Exagero ou paixão? Por um momento, Teixeira da Costa titubeia em seu “mea-culpa”. Se deixou de ir à praia ou acompanhar reuniões escolares dos quatro filhos — “Cacilda, minha mulher, segurava as pontas” —, foi por ter abraçado os desafios profissionais com o entusiasmo incomum dos apaixonados, reconhece. “O meu envolvimento é tão grande que até hoje tenho dificuldade em não usar a primeira pessoa do plural quando falo da CVM ou do Ceal (Conselho de Empresários da América Latina, que presidiu por oito anos)”, comenta. Aos 74 anos, com os filhos formados e os cinco netos sempre por perto, ele ainda mantém a agenda cheia — “culpa” da participação em dois conselhos de administração e quatro conselhos consultivos de empresas, sem falar dos cargos assumidos em entidades e fóruns internacionais, que o obrigam a periódicas viagens ao exterior. “Recebo muitos convites”, justifica.

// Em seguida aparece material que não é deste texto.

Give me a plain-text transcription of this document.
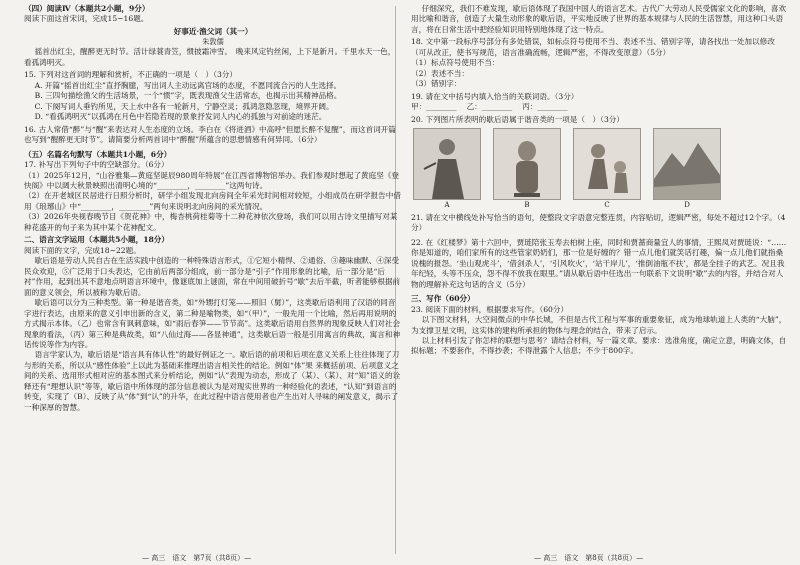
（四）阅读Ⅳ（本题共2小题，9分）

阅读下面这首宋词，完成15~16题。

好事近·渔父词（其一）

朱敦儒

摇首出红尘，醒醉更无时节。活计绿蓑青笠，惯披霜冲雪。　晚来风定钓丝闲，上下是新月。千里水天一色，看孤鸿明灭。

15. 下列对这首词的理解和赏析，不正确的一项是（　）（3分）

A. 开篇“摇首出红尘”直抒胸臆，写出词人主动远离官场的态度，不愿同流合污的人生选择。

B. 三四句描绘渔父的生活场景，一个“惯”字，既表现渔父生活常态，也揭示出其精神品格。

C. 下阕写词人垂钓所见，天上水中各有一轮新月，宁静空灵；孤鸿忽隐忽现，境界开阔。

D. “看孤鸿明灭”以孤鸿在月色中若隐若现的景象抒发词人内心的孤独与对前途的迷茫。

16. 古人常借“醉”与“醒”来表达对人生态度的立场。李白在《将进酒》中高呼“但愿长醉不复醒”，而这首词开篇也写到“醒醉更无时节”。请简要分析两首词中“醉醒”所蕴含的思想情感有何异同。（6分）

（五）名篇名句默写（本题共1小题，6分）

17. 补写出下列句子中的空缺部分。（6分）

（1）2025年12月，“山谷雅集—黄庭坚诞辰980周年特展”在江西省博物馆举办。我们参观时想起了黄庭坚《登快阁》中以阔大秋景映照出清明心境的“________，________”这两句诗。

（2）在开老城区民居进行日照分析时，研学小组发现北向房间全年采光时间相对较短，小组成员在研学报告中借用《琅琊山》中“________，________”两句来说明北向房间的采光情况。

（3）2026年央视春晚节目《贺花神》中，梅杏桃荷桂菊等十二种花神依次登场，我们可以用古诗文里描写对某种花盛开的句子来为其中某个花神配文。

二、语言文字运用（本题共5小题，18分）

阅读下面的文字，完成18~22题。

歇后语是劳动人民自古在生活实践中创造的一种特殊语言形式，①它短小精悍、②通俗、③趣味幽默、④深受民众欢迎，⑤广泛用于口头表达，它由前后两部分组成，前一部分是“引子”作用形象的比喻，后一部分是“后衬”作用，起到出其不意地点明语言环境中，像谜底加上谜面，常在中间用破折号“歇”去后半截，听者能够根据前面的意义领会，所以被称为歇后语。

歇后语可以分为三种类型。第一种是谐音类，如“外甥打灯笼——照旧（舅）”，这类歇后语利用了汉语的同音字进行表达，由原来的意义引申出新的含义，第二种是喻物类，如“（甲）”，一般先用一个比喻，然后再用说明的方式揭示本体。（乙）也常含有讽刺意味，如“雨后春笋——节节高”。这类歇后语用自然界的现象反映人们对社会现象的看法，（丙）第三种是典故类，如“八仙过海——各显神通”，这类歇后语一般是引用寓言的典故，寓言和神话传说等作为内容。

语言学家认为，歇后语是“语言具有体认性”的最好例证之一。歇后语的前项和后项在意义关系上往往体现了刀与形的关系，所以从“感性体验”上以此为基础来推理出语言相关性的结论。例如“体”果 来概括前项、后项意义之间的关系、选用形式相对应的基本图式来分析结论，例如“认”表现为动态，形成了（某）、（某）、对“知”语义的诠释还有“理想认识”等等，歇后语中所体现的部分信息被认为是对现实世界的一种经验化的表述，“认知”到语言的转变，实现了（B）、反映了从“体”到“认”的升华，在此过程中语言使用者也产生出对人寻味的阐发意义，揭示了一种深厚的智慧。

仔细深究，我们不难发现，歇后语体现了我国中国人的语言艺术。古代广大劳动人民受儒家文化的影响，喜欢用比喻和谐音，创造了大量生动形象的歇后语，平实地反映了世界的基本规律与人民的生活智慧，用这种口头语言，将在日常生活中把经验知识用特别地体现了这一特点。

18. 文中第一段标序号部分有多处错误，如标点符号使用不当、表述不当、错别字等，请各找出一处加以修改（可从改正，使书写规范，语言准确流畅，逻辑严密，不得改变原意）（5分）

（1）标点符号使用不当：

（2）表述不当：

（3）错别字：

19. 请在文中括号内填入恰当的关联词语。（3分）

甲：________　 乙：________　 丙：________

20. 下列图片所表明的歇后语属于谐音类的一项是（　）（3分）

A	B	C	D

21. 请在文中横线处补写恰当的语句，使整段文字语意完整连贯，内容贴切，逻辑严密，每处不超过12个字。（4分）

22. 在《红楼梦》第十六回中，贾琏陪张玉寿去柏树上座，同时和贾蔷商量宜人的事情，王熙凤对贾琏说：“……你是知道的，咱们家所有的这些管家奶奶们，那一位是好缠的？错一点儿他们就笑话打趣，偏一点儿他们就指桑说槐的报怨。‘坐山观虎斗’，‘借剑杀人’，‘引风吹火’，‘站干岸儿’，‘推倒油瓶不扶’，都是全挂子的武艺。况且我年纪轻，头等不压众，怨不得不放我在眼里。”请从歇后语中任选出一句联系下文说明“歇”去的内容，并结合对人物的理解补充这句话的含义（5分）

三、写作（60分）

23. 阅读下面的材料，根据要求写作。（60分）

以下图文材料，大空间微点的中华长城，不但是古代工程与军事的重要象征，成为地球轨道上人类的“大脑”，为支撑卫星文明，这实体的建构所承担的物体与理念的结合，带来了启示。

以上材料引发了你怎样的联想与思考？请结合材料，写一篇文章。要求：选准角度，确定立意，明确文体，自拟标题；不要套作，不得抄袭；不得泄露个人信息；不少于800字。

— 高三　语文　第7页（共8页）—	— 高三　语文　第8页（共8页）—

Na SulAmérica Seguros, Teixeira da Costa atua há dez anos como conselheiro independente, função na qual — novamente — foi um dos precursores, nos tempos da Deltec, do BIB e da Brasilpar. “Mas era uma experiência diferente da atual; não se falava em governança corporativa”, ressalta. Hoje, enumera, sua vida profissional segue três vertentes: além do mercado de capitais e da governança, nos últimos 25 anos passou a atuar no processo de integração do Brasil no contexto da América Latina e do mundo — foi indicado pelo governo para coordenador do Fórum Mercosul Europa e fundou o Centro Brasileiro de Relações Internacionais (Cebri).

O economista ainda escreve artigos em jornais, faz palestras e grava uma participação semanal na Rádio Jovem Pan. “É a melhor maneira de continuar aprendendo”, afirma. Quando surge uma oportunidade, “inventa” atividades para unir seus múltiplos interesses, como o cinema e a conjuntura econômica, a arte e a governança corporativa. As combinações podem soar estranhas, mas faziam parte de sua agenda nos dias seguintes à entrevista: membro da Sociedade de Amigos da Cinemateca, Teixeira da Costa havia garimpado um filme sobre o crash de 1929 para uma sessão especial na instituição, com direito a debate mediado por ele sobre a crise financeira atual. Em outra data, iria conciliar uma palestra sobre governança na Fundação Dom Cabral, com uma visita ao centro de arte contemporânea Inhotim, em Minas Gerais.

“Em determinado momento da vida, sentimos a necessidade de fazer coisas diferentes e retribuir um pouco o que a sociedade nos deu”, explica. A declaração, porém, está longe de embutir uma intenção de aposentaria. Logo em seguida, Teixeira da Costa revela um novo projeto, acalentado depois que passou a integrar o conselho consultivo da Comerc, empresa que comercializa energia: a criação de uma bolsa de energia no Brasil. “Será, quem sabe, uma nova etapa de minha vida profissional.”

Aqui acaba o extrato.